Descending to inspect the ungainly structure that had formed, I chose to interview the pingers directly. It was clear that each pinger was recognizing the same pattern, echoing and overpowering the pinger at the center of the structure, just adding frequency information with their own individual lilt. I jockeyed the shorty further into the flurry and took up conversation with the core group.
I chatted with the detecting core trio of electrons that formed the pinger set, getting them to replay their main detection pattern.

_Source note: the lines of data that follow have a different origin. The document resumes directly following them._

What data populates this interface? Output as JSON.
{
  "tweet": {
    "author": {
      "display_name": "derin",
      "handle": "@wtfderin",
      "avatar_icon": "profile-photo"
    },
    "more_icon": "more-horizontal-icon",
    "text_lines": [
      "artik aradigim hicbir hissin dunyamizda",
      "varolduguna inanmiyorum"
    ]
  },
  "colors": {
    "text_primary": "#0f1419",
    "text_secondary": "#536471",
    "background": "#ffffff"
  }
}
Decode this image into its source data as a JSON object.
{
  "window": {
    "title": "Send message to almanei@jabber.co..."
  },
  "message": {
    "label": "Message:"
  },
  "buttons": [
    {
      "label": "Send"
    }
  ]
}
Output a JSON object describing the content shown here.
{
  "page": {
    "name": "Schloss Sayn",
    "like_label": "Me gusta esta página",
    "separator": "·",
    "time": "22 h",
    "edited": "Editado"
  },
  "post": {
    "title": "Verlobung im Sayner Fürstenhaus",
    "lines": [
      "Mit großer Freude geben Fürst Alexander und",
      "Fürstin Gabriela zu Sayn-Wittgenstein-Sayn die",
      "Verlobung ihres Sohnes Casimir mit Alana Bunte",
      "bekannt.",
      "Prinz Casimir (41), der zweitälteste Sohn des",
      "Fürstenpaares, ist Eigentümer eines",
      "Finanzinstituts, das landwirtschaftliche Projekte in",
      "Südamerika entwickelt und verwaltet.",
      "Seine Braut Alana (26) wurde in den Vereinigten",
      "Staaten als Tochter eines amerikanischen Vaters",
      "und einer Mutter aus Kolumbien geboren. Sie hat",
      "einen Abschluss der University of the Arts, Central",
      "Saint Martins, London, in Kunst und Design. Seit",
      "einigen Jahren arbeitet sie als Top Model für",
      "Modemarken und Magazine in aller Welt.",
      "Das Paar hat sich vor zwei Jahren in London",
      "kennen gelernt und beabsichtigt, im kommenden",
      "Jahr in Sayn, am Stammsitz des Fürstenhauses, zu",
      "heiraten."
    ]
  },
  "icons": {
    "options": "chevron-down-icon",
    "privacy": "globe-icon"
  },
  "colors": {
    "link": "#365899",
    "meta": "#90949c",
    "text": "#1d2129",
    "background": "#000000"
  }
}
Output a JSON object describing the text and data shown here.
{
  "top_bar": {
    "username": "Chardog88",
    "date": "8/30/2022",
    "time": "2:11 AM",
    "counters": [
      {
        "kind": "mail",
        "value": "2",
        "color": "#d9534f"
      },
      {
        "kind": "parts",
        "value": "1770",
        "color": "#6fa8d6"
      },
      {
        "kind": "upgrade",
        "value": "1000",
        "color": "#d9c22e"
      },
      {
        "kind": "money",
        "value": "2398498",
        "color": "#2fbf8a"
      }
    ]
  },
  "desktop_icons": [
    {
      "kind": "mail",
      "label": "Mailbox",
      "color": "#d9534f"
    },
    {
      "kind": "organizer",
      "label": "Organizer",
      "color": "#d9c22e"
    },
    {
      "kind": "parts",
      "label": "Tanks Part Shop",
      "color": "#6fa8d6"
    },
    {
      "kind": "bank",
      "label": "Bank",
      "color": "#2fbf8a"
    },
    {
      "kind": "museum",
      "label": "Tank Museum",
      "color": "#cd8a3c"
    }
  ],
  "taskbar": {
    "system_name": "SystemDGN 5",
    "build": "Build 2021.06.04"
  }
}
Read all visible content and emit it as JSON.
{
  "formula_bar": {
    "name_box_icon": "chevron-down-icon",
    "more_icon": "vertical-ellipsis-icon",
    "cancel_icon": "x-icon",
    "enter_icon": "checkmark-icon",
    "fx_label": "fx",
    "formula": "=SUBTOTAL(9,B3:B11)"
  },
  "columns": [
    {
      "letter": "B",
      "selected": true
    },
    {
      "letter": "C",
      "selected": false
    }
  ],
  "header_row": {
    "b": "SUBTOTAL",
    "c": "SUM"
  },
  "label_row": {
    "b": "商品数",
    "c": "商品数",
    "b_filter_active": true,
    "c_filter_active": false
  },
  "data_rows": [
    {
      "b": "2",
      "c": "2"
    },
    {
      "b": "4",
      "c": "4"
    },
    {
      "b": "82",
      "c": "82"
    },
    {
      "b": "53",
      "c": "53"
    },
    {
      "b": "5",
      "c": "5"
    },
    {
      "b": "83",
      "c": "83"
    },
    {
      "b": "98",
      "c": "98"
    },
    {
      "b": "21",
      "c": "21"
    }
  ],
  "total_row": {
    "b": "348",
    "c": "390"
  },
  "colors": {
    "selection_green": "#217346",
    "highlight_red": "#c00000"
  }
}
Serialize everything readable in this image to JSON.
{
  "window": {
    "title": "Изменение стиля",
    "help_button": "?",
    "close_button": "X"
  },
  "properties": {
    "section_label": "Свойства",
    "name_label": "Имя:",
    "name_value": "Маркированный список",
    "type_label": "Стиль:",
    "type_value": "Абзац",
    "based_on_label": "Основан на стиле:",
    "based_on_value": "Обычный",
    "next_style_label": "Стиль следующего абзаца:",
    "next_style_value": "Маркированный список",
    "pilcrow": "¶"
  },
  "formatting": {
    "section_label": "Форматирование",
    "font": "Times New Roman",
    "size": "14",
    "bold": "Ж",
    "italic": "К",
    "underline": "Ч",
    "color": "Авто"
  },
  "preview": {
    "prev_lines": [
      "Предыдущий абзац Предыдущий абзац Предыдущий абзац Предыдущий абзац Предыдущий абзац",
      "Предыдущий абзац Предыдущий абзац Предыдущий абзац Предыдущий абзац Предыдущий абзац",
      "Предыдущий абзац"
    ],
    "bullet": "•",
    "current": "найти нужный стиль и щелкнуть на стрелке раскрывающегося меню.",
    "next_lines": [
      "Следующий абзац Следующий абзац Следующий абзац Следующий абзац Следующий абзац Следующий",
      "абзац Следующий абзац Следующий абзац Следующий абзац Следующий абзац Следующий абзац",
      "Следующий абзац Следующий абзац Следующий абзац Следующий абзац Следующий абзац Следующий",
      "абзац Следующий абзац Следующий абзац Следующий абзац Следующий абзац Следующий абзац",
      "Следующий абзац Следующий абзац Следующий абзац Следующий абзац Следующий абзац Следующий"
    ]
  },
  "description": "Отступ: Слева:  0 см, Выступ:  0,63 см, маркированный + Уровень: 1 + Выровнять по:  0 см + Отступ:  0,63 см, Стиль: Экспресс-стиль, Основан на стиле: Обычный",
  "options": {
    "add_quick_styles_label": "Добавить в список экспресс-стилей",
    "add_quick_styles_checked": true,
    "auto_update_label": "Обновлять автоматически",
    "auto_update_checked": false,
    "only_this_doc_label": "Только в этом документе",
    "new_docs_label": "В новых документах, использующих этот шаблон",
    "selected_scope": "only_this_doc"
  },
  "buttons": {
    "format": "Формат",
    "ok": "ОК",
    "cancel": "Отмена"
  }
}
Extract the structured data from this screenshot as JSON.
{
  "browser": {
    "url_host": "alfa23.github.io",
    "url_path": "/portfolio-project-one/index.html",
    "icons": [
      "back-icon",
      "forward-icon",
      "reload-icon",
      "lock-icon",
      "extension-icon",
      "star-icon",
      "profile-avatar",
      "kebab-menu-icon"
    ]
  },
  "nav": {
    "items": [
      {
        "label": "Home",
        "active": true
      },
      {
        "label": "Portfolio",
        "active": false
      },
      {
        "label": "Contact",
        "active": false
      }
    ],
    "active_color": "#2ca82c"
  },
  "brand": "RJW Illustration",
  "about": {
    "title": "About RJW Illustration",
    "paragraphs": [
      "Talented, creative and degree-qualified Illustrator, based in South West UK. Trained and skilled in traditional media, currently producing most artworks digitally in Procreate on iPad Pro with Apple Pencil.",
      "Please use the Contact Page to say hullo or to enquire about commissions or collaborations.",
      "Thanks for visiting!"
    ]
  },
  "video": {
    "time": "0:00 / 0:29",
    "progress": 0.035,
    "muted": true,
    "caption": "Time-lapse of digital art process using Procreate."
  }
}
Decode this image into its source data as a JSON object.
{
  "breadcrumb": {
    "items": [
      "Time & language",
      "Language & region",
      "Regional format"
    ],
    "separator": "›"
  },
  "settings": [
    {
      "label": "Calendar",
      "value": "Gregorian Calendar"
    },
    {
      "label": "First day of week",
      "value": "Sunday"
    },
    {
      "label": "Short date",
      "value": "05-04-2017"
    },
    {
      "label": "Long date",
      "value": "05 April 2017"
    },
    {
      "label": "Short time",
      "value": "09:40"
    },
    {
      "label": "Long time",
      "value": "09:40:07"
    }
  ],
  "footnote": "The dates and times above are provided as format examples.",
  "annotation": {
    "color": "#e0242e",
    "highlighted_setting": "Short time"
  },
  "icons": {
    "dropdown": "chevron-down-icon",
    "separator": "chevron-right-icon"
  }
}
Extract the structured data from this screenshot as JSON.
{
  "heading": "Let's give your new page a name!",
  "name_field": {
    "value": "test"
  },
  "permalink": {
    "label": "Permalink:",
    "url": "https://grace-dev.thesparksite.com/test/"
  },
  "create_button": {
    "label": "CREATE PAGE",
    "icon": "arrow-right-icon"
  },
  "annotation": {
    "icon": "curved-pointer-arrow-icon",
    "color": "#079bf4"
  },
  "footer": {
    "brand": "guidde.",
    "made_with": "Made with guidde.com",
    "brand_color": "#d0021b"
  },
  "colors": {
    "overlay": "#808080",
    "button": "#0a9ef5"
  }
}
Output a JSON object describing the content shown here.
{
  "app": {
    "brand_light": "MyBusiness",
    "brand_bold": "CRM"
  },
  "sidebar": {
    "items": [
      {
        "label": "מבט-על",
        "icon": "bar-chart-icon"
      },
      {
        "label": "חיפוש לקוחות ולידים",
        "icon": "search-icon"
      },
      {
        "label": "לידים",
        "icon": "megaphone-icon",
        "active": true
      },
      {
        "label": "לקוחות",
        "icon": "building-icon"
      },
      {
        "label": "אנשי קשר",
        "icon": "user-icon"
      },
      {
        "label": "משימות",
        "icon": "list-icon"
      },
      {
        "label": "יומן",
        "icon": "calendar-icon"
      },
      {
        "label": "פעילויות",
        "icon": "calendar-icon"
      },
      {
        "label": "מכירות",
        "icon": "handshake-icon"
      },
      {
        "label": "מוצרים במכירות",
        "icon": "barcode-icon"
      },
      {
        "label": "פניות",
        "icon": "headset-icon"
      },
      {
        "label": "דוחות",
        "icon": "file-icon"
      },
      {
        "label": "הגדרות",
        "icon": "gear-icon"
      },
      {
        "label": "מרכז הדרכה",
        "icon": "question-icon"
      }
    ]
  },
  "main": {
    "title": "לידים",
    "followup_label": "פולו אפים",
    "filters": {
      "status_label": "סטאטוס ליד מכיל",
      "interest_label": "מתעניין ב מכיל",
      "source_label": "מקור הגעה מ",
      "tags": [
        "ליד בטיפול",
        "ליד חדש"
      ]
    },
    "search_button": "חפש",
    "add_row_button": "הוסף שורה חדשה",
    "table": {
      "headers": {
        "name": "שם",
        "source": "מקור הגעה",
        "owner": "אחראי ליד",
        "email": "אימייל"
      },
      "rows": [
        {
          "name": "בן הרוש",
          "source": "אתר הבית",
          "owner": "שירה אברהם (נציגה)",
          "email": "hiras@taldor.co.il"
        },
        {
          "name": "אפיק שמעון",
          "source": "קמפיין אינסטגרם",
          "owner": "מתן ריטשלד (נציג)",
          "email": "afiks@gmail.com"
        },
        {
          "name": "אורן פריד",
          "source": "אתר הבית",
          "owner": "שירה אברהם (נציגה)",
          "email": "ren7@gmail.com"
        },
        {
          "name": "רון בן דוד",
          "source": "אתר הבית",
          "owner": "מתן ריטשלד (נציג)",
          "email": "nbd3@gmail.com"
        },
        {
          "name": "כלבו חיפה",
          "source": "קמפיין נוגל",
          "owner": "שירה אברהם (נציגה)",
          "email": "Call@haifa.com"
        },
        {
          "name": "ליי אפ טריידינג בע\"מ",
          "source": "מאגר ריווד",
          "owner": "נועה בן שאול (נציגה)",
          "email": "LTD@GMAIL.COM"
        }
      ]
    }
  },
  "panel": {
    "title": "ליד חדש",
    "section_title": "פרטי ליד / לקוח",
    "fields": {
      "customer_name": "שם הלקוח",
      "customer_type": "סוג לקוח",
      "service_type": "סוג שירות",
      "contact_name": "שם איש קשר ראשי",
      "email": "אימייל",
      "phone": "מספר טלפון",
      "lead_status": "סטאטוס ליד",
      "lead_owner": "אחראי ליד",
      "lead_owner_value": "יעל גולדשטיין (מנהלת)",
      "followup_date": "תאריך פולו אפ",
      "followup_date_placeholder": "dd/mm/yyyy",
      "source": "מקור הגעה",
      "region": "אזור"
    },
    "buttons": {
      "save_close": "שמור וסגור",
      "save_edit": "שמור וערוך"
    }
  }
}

I then played back that pattern in several different keys and pitches, keeping the ratios of the pattern the same, just changing the playback rate. As I did so, the cloud of pingers responded individually to each version I played.
Gathering with the core trio, I tapped out "listen-up" "attention here" tap sequence into the local channels, and demonstrated the slide-time shuffle. By picking a reference, such as a slide link, one can come up with a slide that represents frequency of the input. Knowing, this, the pinger core adopted the role of both detection tracking and frequency capture, and I challenged the unnecessary cloud with task of updating other detector cores with the new technique.